Era un analista apasionado que entendía el pulso de la sociedad como pocos. No solo veía números, sino tendencias, narrativas y sus efectos en la vida de las personas.
Esta visión le permitía comprender las complejidades del país y hacía que cada conversación o almuerzo que compartíamos se volviese una experiencia enriquecedora.
Mantuvo amistad con destacadas figuras políticas de las últimas décadas y tuvo presencia directa en varios momentos claves de la historia del país, por lo que era una fuente inagotable de anécdotas. Dialogar con él era tener un pase directo al ‘Lado B’ de nuestra historia política y económica. Era acceder a los detalles no conocidos que permitieron sacar adelante leyes, acuerdos políticos, o medidas económicas. Y, en igual medida, conocer los entretelones de varios enfrentamientos políticos.
Por todos estos aspectos, resulta complicado resumir su vida en tan solo unas líneas.

Quienes tuvimos la suerte de conocerlo, sabemos que su legado iba mucho más allá de su destacada trayectoria. Manuel siempre fue generoso en su conocimiento y amistad, y, como tal, fue promotor y artífice de innumerables tertulias, muchas de ellas en su casa.
Creía firmemente en el diálogo como la única vía para tender puentes y construir consensos en un país polarizado, recordando que las soluciones más robustas se gestan en la mesa de negociación y no en la confrontación.
A su lucidez se sumaba un agudo sentido del humor que hacía de cada encuentro un momento memorable. Y si iba acompañado de una buena pasta y buen vino, mucho mejor.
Su ingenio permitía siempre ver la realidad con una perspectiva diferente. Es por ello que su legado no solo está en el ámbito profesional sino, principalmente, en el personal. En cada momento compartido y recuerdo generado.

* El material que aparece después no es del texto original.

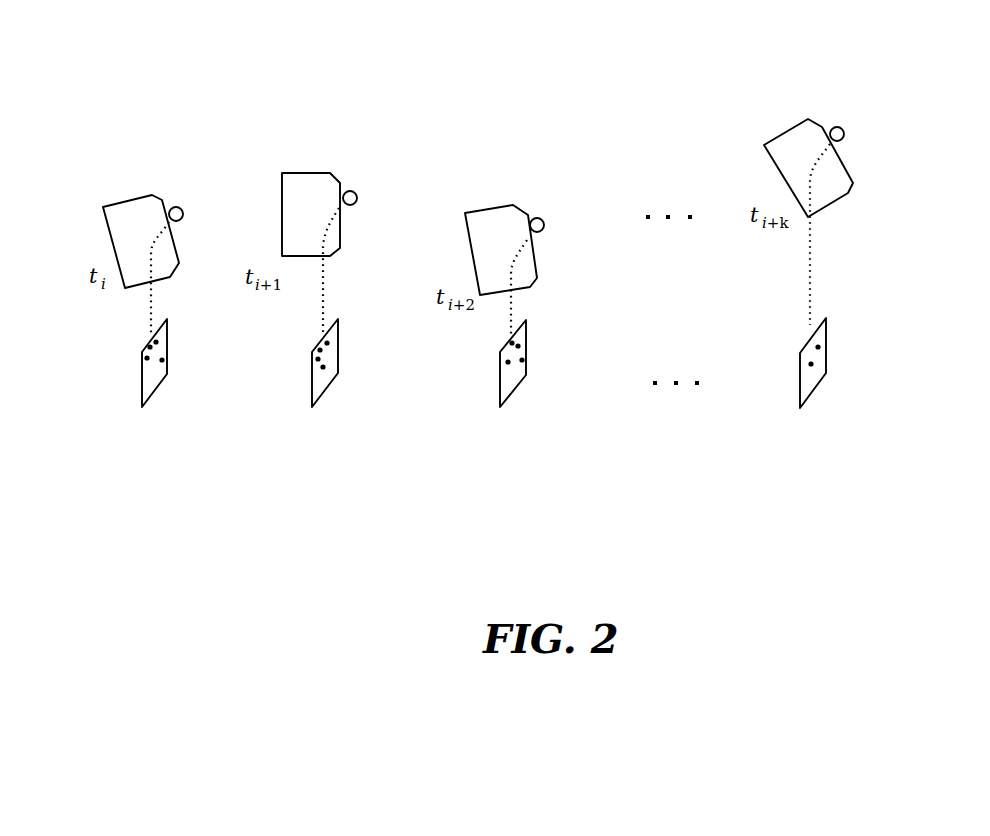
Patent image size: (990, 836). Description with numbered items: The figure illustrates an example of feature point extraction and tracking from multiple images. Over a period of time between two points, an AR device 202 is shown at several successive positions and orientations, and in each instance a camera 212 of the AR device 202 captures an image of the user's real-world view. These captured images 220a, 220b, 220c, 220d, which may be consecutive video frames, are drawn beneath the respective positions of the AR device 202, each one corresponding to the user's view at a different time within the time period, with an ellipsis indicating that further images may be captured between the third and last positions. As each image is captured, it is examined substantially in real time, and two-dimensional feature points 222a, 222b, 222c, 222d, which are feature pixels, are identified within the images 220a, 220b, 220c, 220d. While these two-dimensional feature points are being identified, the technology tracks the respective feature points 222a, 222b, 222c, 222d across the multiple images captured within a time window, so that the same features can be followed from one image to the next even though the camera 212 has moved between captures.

The AR device 202 is at (130, 205).
The camera 212 is at (178, 207).
The image 220a is at (150, 395).
The image 220b is at (317, 389).
The image 220c is at (505, 394).
The image 220d is at (807, 392).
The 2D feature points 222a is at (162, 360).
The 2D feature points 222b is at (329, 347).
The 2D feature points 222c is at (523, 349).
The 2D feature points 222d is at (815, 367).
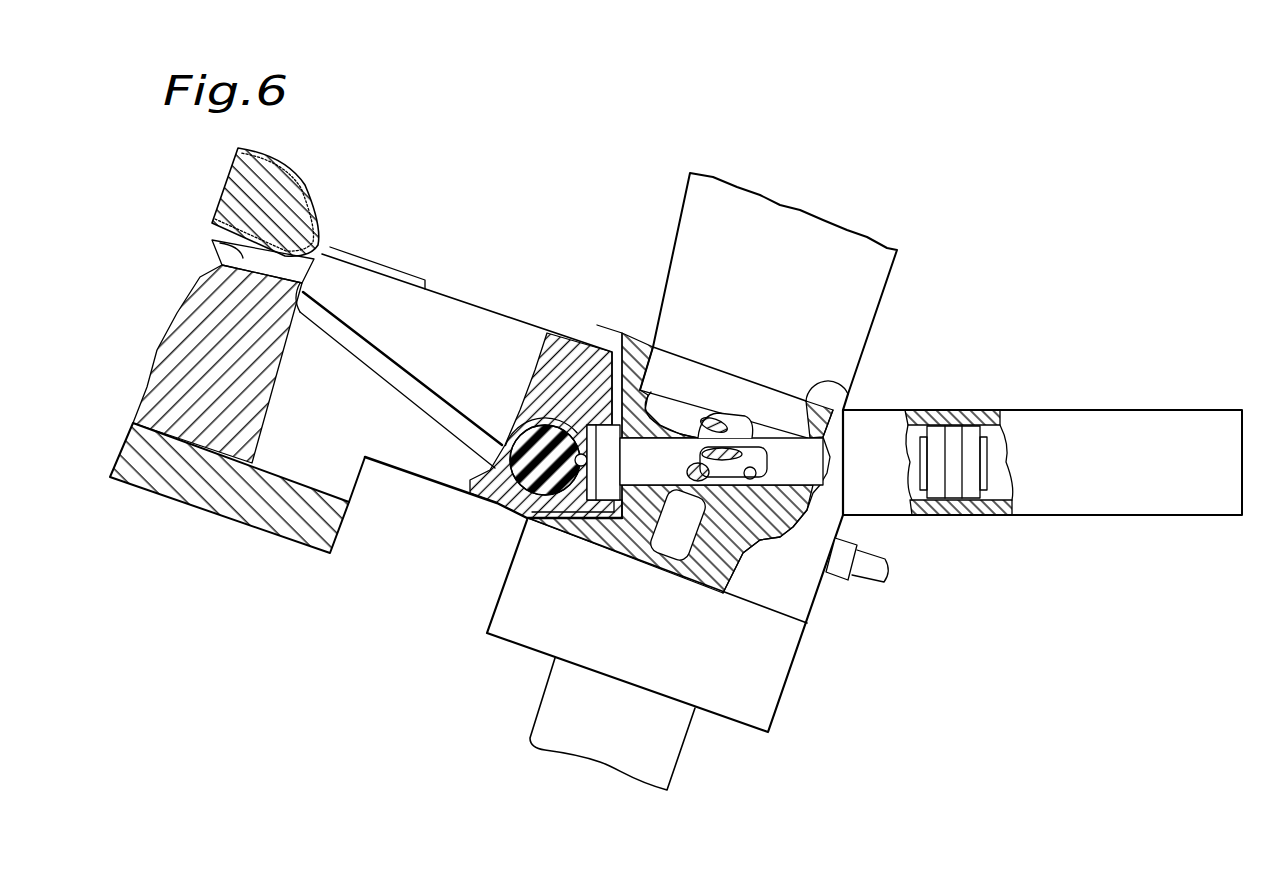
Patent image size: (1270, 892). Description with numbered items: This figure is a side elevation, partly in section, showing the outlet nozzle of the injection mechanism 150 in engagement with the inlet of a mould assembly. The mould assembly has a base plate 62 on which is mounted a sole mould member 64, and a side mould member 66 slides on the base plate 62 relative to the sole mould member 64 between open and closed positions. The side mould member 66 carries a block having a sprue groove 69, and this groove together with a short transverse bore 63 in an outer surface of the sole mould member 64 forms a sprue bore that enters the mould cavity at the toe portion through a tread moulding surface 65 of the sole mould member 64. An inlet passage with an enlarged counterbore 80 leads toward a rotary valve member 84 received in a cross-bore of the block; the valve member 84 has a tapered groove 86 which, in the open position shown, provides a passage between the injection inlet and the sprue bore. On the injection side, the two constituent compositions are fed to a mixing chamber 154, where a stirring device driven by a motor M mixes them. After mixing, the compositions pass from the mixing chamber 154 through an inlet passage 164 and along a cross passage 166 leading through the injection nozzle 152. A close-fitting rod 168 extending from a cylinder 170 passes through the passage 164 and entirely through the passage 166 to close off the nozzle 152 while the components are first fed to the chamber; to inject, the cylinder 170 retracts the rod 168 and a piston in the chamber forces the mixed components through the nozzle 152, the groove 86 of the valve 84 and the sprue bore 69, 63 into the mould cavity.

The base plate 62 is at (248, 515).
The short transverse bore 63 is at (300, 284).
The sole mould member 64 is at (167, 348).
The tread moulding surface 65 is at (213, 228).
The side mould member 66 is at (458, 294).
The sprue groove 69 is at (410, 388).
The enlarged counterbore 80 is at (627, 530).
The rotary valve member 84 is at (512, 460).
The tapered groove 86 is at (567, 411).
The clamp block 150 is at (648, 238).
The injection nozzle 152 is at (605, 432).
The mixing chamber 154 is at (830, 382).
The inlet passage 164 is at (680, 558).
The cross passage 166 is at (755, 478).
The rod 168 is at (752, 452).
The cylinder 170 is at (1093, 420).
The motor M is at (773, 690).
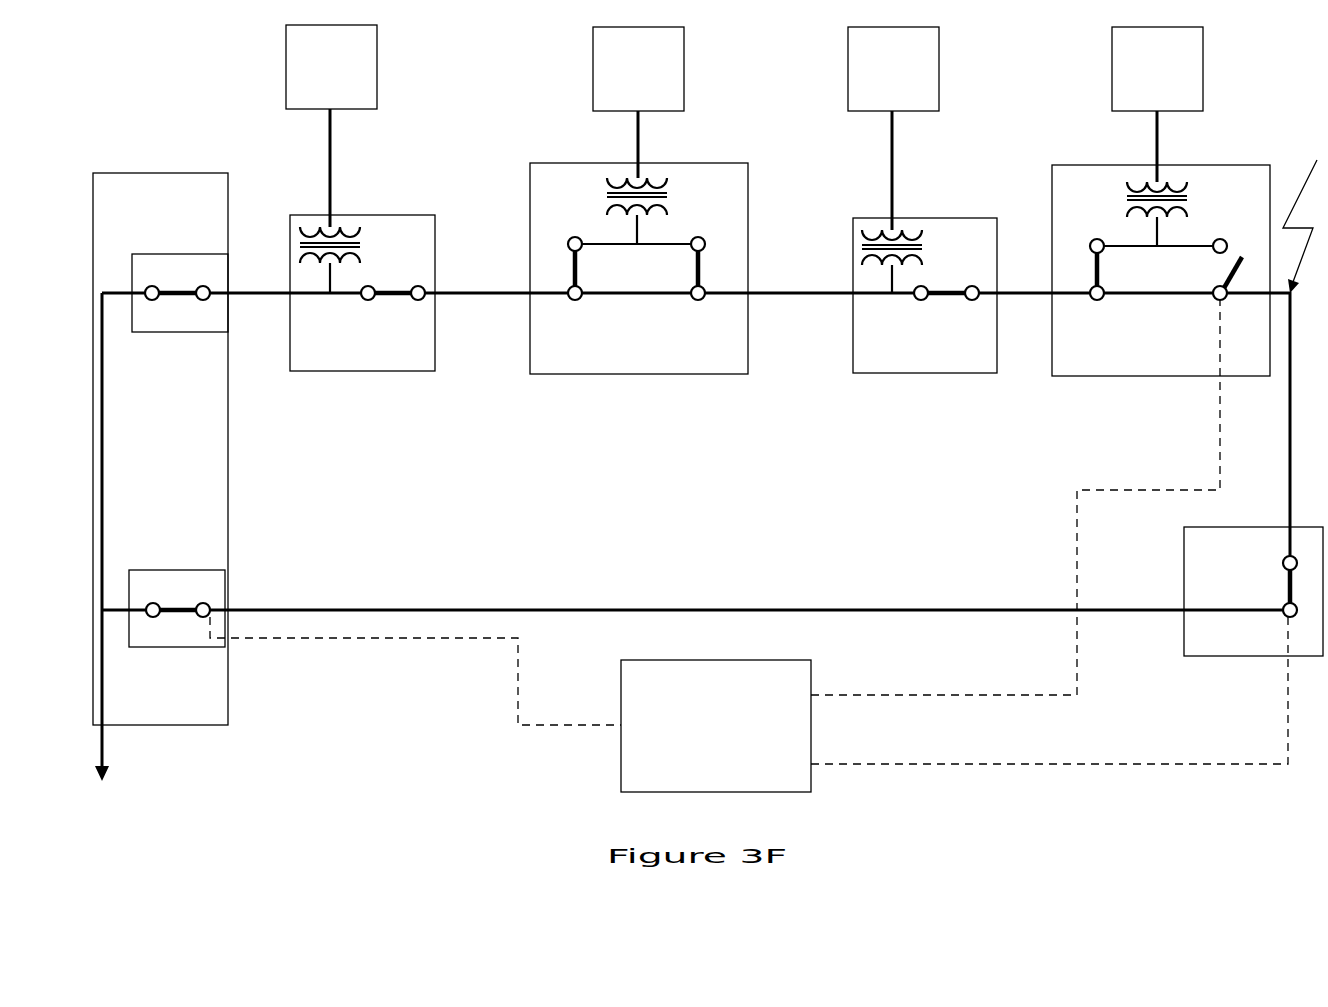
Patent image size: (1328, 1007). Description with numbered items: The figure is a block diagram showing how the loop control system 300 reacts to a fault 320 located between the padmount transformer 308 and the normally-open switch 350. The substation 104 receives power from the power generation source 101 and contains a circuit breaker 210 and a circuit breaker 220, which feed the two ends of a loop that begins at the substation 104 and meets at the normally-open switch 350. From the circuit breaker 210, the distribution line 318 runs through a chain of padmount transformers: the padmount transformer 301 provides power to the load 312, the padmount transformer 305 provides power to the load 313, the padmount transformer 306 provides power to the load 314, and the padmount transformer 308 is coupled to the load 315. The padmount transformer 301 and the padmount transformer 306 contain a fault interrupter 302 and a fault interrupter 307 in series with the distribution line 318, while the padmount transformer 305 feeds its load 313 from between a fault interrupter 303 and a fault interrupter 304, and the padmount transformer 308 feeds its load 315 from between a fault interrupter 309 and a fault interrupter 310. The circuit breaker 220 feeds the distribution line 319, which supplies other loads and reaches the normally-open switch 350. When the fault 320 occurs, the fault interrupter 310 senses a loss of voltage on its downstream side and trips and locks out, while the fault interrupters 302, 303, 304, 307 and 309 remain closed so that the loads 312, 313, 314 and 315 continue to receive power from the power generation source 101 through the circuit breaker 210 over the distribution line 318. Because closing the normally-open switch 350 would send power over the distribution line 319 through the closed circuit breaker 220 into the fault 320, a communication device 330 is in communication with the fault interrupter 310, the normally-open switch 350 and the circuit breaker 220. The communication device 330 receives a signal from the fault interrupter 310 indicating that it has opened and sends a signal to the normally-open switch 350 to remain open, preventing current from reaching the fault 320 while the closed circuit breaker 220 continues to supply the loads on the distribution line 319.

The system 300 is at (184, 62).
The substation 104 is at (160, 424).
The power generation source 101 is at (221, 577).
The circuit breaker 210 is at (180, 333).
The circuit breaker 220 is at (177, 647).
The load 312 is at (331, 126).
The load 313 is at (638, 102).
The load 314 is at (893, 128).
The load 315 is at (1157, 104).
The padmount transformer 301 is at (364, 336).
The fault interrupter 302 is at (395, 330).
The fault interrupter 303 is at (575, 306).
The fault interrupter 304 is at (698, 306).
The padmount transformer 305 is at (639, 310).
The padmount transformer 306 is at (925, 338).
The fault interrupter 307 is at (950, 330).
The padmount transformer 308 is at (1164, 312).
The fault interrupter 309 is at (1098, 308).
The fault interrupter 310 is at (1232, 234).
The distribution line 318 is at (696, 428).
The distribution line 319 is at (262, 602).
The fault 320 is at (1298, 201).
The communication device 330 is at (749, 546).
The normally-open switch 350 is at (1234, 632).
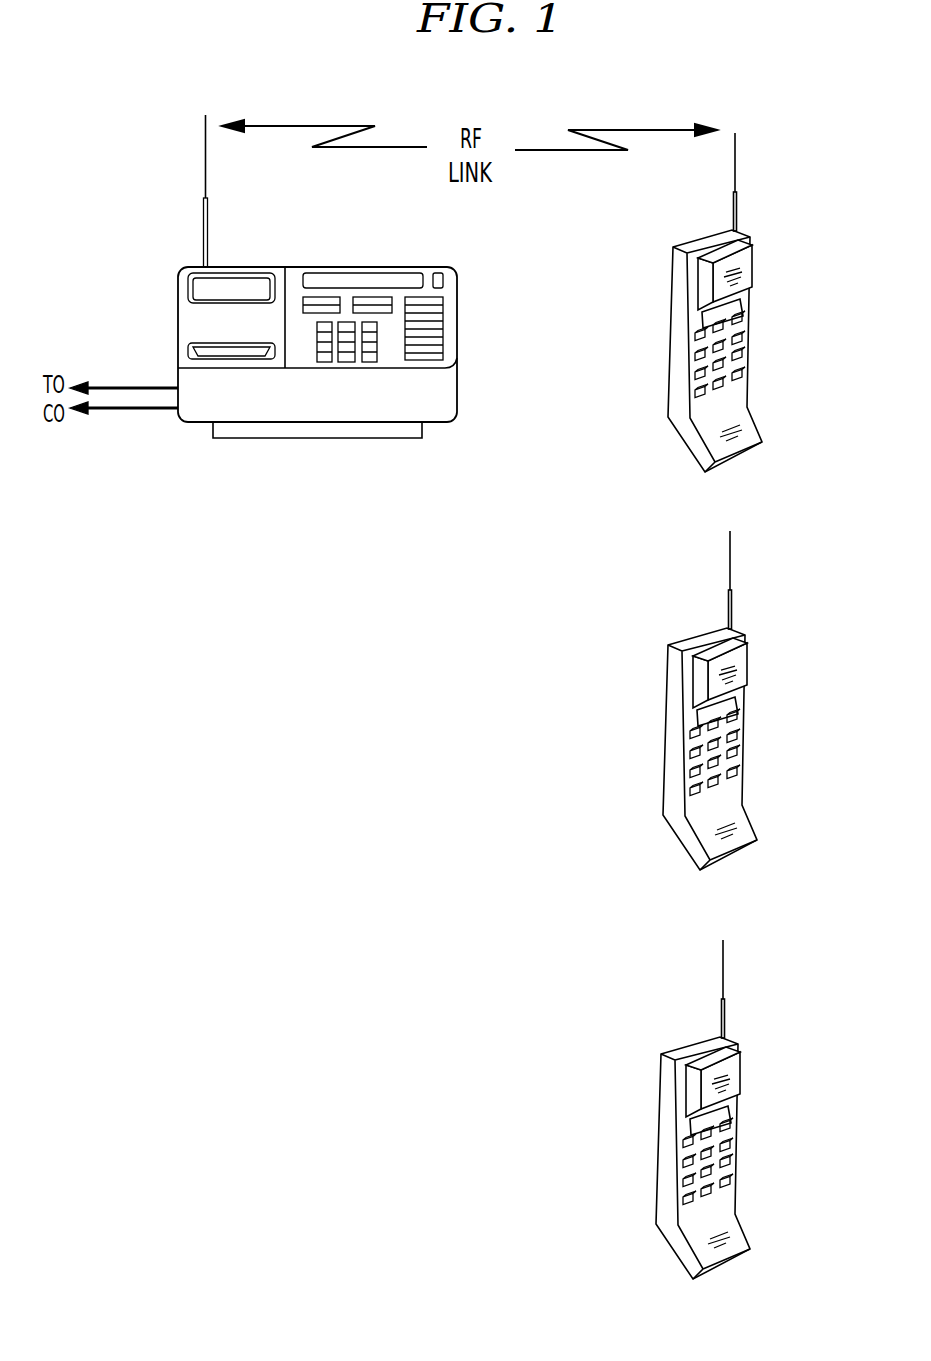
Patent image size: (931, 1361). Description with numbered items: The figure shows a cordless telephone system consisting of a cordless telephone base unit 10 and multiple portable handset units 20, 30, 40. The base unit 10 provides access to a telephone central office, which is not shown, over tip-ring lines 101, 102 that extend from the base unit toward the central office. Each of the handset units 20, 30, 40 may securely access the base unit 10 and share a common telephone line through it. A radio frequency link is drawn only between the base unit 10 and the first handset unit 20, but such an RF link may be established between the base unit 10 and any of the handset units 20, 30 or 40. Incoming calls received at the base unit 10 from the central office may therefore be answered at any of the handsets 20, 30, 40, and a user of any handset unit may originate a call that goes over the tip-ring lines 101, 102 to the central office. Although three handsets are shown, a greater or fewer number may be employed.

The cordless telephone base unit 10 is at (457, 337).
The handset unit 20 is at (752, 268).
The handset unit 30 is at (740, 700).
The handset unit 40 is at (733, 1109).
The tip-ring line 101 is at (110, 387).
The tip-ring line 102 is at (112, 412).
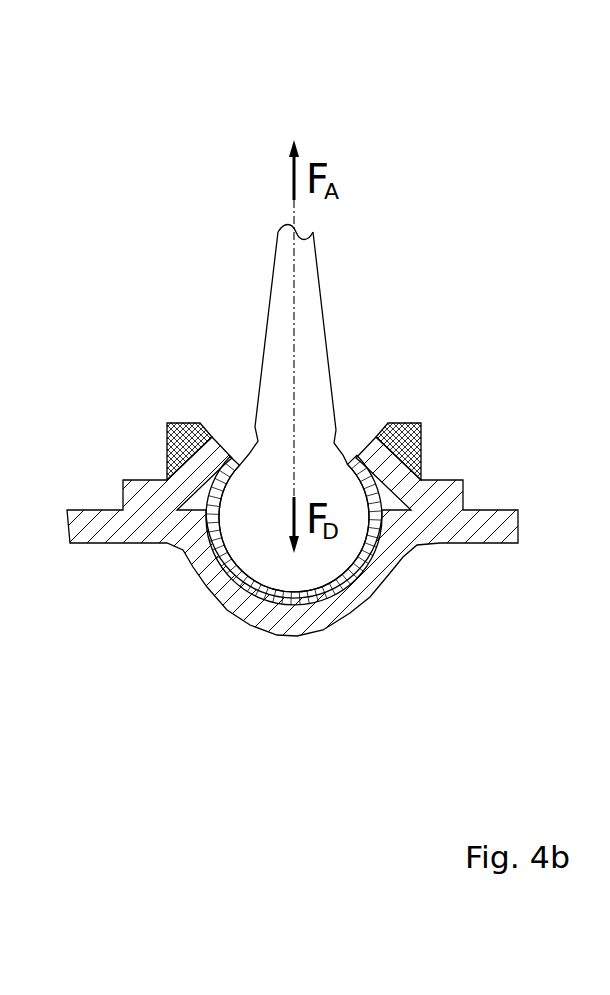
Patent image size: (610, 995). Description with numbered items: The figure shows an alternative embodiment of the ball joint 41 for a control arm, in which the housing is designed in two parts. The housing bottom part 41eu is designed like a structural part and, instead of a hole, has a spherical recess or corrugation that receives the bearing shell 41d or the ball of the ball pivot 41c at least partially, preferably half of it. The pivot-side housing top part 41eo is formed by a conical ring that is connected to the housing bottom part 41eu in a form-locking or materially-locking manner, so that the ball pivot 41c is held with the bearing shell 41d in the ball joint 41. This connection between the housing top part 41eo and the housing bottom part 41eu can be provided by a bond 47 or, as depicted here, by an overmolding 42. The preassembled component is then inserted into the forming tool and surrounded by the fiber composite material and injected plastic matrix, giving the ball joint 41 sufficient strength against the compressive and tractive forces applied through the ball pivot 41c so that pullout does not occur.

The ball joint 41 is at (445, 262).
The ball pivot 41c is at (273, 373).
The bearing shell 41d is at (206, 556).
The housing top part 41eo is at (446, 482).
The housing bottom part 41eu is at (445, 512).
The overmolding 42 is at (167, 478).
The bond 47 is at (150, 522).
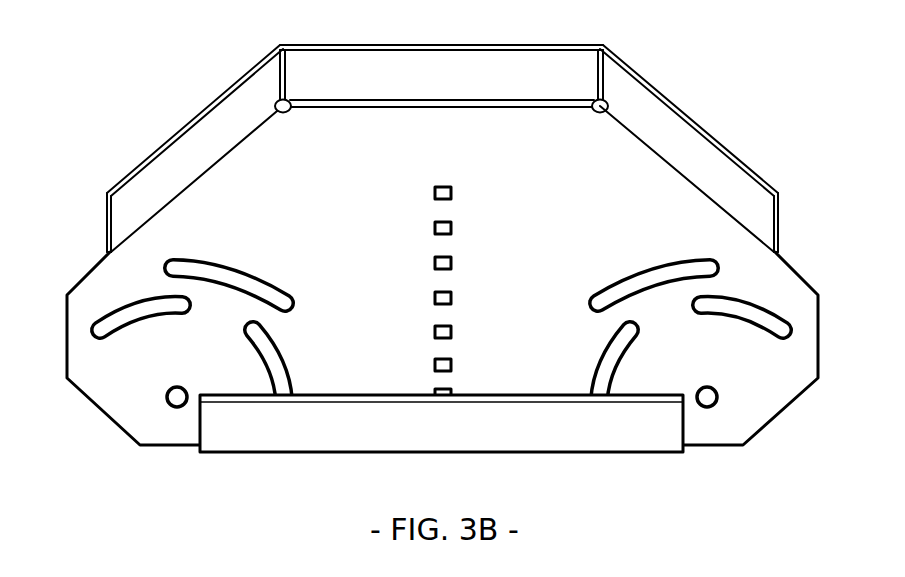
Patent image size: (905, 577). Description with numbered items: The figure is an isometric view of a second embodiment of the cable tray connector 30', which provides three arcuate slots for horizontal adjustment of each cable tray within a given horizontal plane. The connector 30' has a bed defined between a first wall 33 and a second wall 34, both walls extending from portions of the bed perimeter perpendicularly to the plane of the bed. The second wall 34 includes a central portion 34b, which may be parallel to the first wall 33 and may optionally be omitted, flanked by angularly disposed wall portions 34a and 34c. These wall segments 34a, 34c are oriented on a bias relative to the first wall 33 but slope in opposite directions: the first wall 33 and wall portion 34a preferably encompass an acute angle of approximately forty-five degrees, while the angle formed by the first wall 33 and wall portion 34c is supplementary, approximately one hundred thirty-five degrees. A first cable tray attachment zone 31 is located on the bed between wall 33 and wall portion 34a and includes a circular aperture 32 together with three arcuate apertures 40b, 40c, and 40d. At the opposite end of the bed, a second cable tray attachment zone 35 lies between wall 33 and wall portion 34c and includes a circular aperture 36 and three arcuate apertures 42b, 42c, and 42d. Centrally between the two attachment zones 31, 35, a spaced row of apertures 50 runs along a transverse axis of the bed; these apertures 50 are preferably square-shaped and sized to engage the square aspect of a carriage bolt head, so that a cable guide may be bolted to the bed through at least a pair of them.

Dejó en claro que el análisis no está reñido con la empatía, y que la historia no es una materia aburrida, sino un tejido vivo de experiencias y decisiones.
Su vida nos enseña que el impacto más duradero no se mide en cifras o reconocimientos, sino en la calidad de las relaciones que construimos. Y su conocimiento, humor y generosidad perdurarán en quienes lo conocimos. Hasta luego, analista de la historia.